SHAPIRO: So I hear your reaction there.
CAMPBELL: Yeah. I mean, like, can we just dismantle the sexism behind this right now? Let's talk about the perception of impropriety, you know, this idea that if a woman is photographed with a man, it could be perceived as, you know, an inappropriate relationship. Well, first of all, that only happens if you see this reporter who's doing her job as a sexual object first and a reporter second. That's what he's saying.
And second of all - I spoke to him earlier about this, and he had this line. He said, my truck - which is what we would have been riding in - my rules. That's kind of how he laid it out there. Well, it's his truck and his rules. It's also his problem. Like, he's the one who's uncomfortable here.

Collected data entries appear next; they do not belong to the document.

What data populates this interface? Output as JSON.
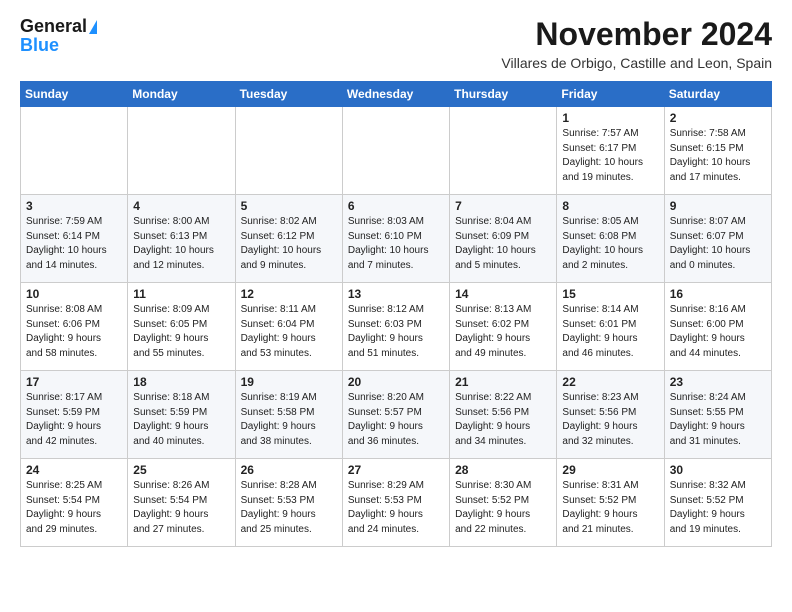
{
  "logo": {
    "line1": "General",
    "line2": "Blue"
  },
  "title": "November 2024",
  "subtitle": "Villares de Orbigo, Castille and Leon, Spain",
  "headers": [
    "Sunday",
    "Monday",
    "Tuesday",
    "Wednesday",
    "Thursday",
    "Friday",
    "Saturday"
  ],
  "weeks": [
    [
      {
        "day": "",
        "info": ""
      },
      {
        "day": "",
        "info": ""
      },
      {
        "day": "",
        "info": ""
      },
      {
        "day": "",
        "info": ""
      },
      {
        "day": "",
        "info": ""
      },
      {
        "day": "1",
        "info": "Sunrise: 7:57 AM\nSunset: 6:17 PM\nDaylight: 10 hours\nand 19 minutes."
      },
      {
        "day": "2",
        "info": "Sunrise: 7:58 AM\nSunset: 6:15 PM\nDaylight: 10 hours\nand 17 minutes."
      }
    ],
    [
      {
        "day": "3",
        "info": "Sunrise: 7:59 AM\nSunset: 6:14 PM\nDaylight: 10 hours\nand 14 minutes."
      },
      {
        "day": "4",
        "info": "Sunrise: 8:00 AM\nSunset: 6:13 PM\nDaylight: 10 hours\nand 12 minutes."
      },
      {
        "day": "5",
        "info": "Sunrise: 8:02 AM\nSunset: 6:12 PM\nDaylight: 10 hours\nand 9 minutes."
      },
      {
        "day": "6",
        "info": "Sunrise: 8:03 AM\nSunset: 6:10 PM\nDaylight: 10 hours\nand 7 minutes."
      },
      {
        "day": "7",
        "info": "Sunrise: 8:04 AM\nSunset: 6:09 PM\nDaylight: 10 hours\nand 5 minutes."
      },
      {
        "day": "8",
        "info": "Sunrise: 8:05 AM\nSunset: 6:08 PM\nDaylight: 10 hours\nand 2 minutes."
      },
      {
        "day": "9",
        "info": "Sunrise: 8:07 AM\nSunset: 6:07 PM\nDaylight: 10 hours\nand 0 minutes."
      }
    ],
    [
      {
        "day": "10",
        "info": "Sunrise: 8:08 AM\nSunset: 6:06 PM\nDaylight: 9 hours\nand 58 minutes."
      },
      {
        "day": "11",
        "info": "Sunrise: 8:09 AM\nSunset: 6:05 PM\nDaylight: 9 hours\nand 55 minutes."
      },
      {
        "day": "12",
        "info": "Sunrise: 8:11 AM\nSunset: 6:04 PM\nDaylight: 9 hours\nand 53 minutes."
      },
      {
        "day": "13",
        "info": "Sunrise: 8:12 AM\nSunset: 6:03 PM\nDaylight: 9 hours\nand 51 minutes."
      },
      {
        "day": "14",
        "info": "Sunrise: 8:13 AM\nSunset: 6:02 PM\nDaylight: 9 hours\nand 49 minutes."
      },
      {
        "day": "15",
        "info": "Sunrise: 8:14 AM\nSunset: 6:01 PM\nDaylight: 9 hours\nand 46 minutes."
      },
      {
        "day": "16",
        "info": "Sunrise: 8:16 AM\nSunset: 6:00 PM\nDaylight: 9 hours\nand 44 minutes."
      }
    ],
    [
      {
        "day": "17",
        "info": "Sunrise: 8:17 AM\nSunset: 5:59 PM\nDaylight: 9 hours\nand 42 minutes."
      },
      {
        "day": "18",
        "info": "Sunrise: 8:18 AM\nSunset: 5:59 PM\nDaylight: 9 hours\nand 40 minutes."
      },
      {
        "day": "19",
        "info": "Sunrise: 8:19 AM\nSunset: 5:58 PM\nDaylight: 9 hours\nand 38 minutes."
      },
      {
        "day": "20",
        "info": "Sunrise: 8:20 AM\nSunset: 5:57 PM\nDaylight: 9 hours\nand 36 minutes."
      },
      {
        "day": "21",
        "info": "Sunrise: 8:22 AM\nSunset: 5:56 PM\nDaylight: 9 hours\nand 34 minutes."
      },
      {
        "day": "22",
        "info": "Sunrise: 8:23 AM\nSunset: 5:56 PM\nDaylight: 9 hours\nand 32 minutes."
      },
      {
        "day": "23",
        "info": "Sunrise: 8:24 AM\nSunset: 5:55 PM\nDaylight: 9 hours\nand 31 minutes."
      }
    ],
    [
      {
        "day": "24",
        "info": "Sunrise: 8:25 AM\nSunset: 5:54 PM\nDaylight: 9 hours\nand 29 minutes."
      },
      {
        "day": "25",
        "info": "Sunrise: 8:26 AM\nSunset: 5:54 PM\nDaylight: 9 hours\nand 27 minutes."
      },
      {
        "day": "26",
        "info": "Sunrise: 8:28 AM\nSunset: 5:53 PM\nDaylight: 9 hours\nand 25 minutes."
      },
      {
        "day": "27",
        "info": "Sunrise: 8:29 AM\nSunset: 5:53 PM\nDaylight: 9 hours\nand 24 minutes."
      },
      {
        "day": "28",
        "info": "Sunrise: 8:30 AM\nSunset: 5:52 PM\nDaylight: 9 hours\nand 22 minutes."
      },
      {
        "day": "29",
        "info": "Sunrise: 8:31 AM\nSunset: 5:52 PM\nDaylight: 9 hours\nand 21 minutes."
      },
      {
        "day": "30",
        "info": "Sunrise: 8:32 AM\nSunset: 5:52 PM\nDaylight: 9 hours\nand 19 minutes."
      }
    ]
  ]
}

And putting the burden on me to bring along a male chaperone so he feels comfortable, I mean, if that's not sexism, I'm not sure what is.
SHAPIRO: He describes this as the Billy Graham rule. It's also been called the Mike Pence rule after the vice president. On Twitter, Foster described the rule as something he and his wife had agreed to, quote, to "avoid any situation that may evoke suspicion or compromise of our marriage." Then he said, I'm sorry Ms. Campbell does not share these views, but my decision was out of respect of my wife. How do you respond to that?
CAMPBELL: I mean, again, you're putting this on women, you know. You're saying my wife needs this to feel comfortable. I mean, what he's saying is, you know, he has this value system, and it doesn't jibe with the current workplace dynamics which are that women are, you know, capable of and do as much as men.
SHAPIRO: Have you heard of any male journalists being denied access to a powerful woman under similar circumstances?
CAMPBELL: That's a great question. No, I haven't. I mean, think about it. Our state treasurer is a woman. Her name is Lynn Fitch. And she's running for attorney general right now. And I cannot imagine how people would react if she said to one of my male colleagues, I'm sorry, you can't ride along with me unless you bring a woman along. I mean, people would say, you're not fit for the job.
And honestly, is this candidate fit for the job? Can he be a governor? You know, look at our current governor. Some of - his top policy director, his top attorney, they're both women. Is somebody capable of governing a state if they can't be alone in a room with a woman?
SHAPIRO: Do you think this experience makes it tougher for you to keep following this story and covering him as a part of your beat?
CAMPBELL: I sure hope not. Look. It is strange to be on this side of the story. But, I mean, the fact is this is my job. I'm supposed to cover politicians. And, you know, one of the reasons that we decided to run a story as opposed to just letting this happen, you know, this is a revealing thing about this candidate. And it's a weird turn that this campaign took, but it is the evolution of this campaign. And I plan to stay on the story.
SHAPIRO: Larrison Campbell of the nonprofit digital news outlet Mississippi Today, thanks for speaking with us today.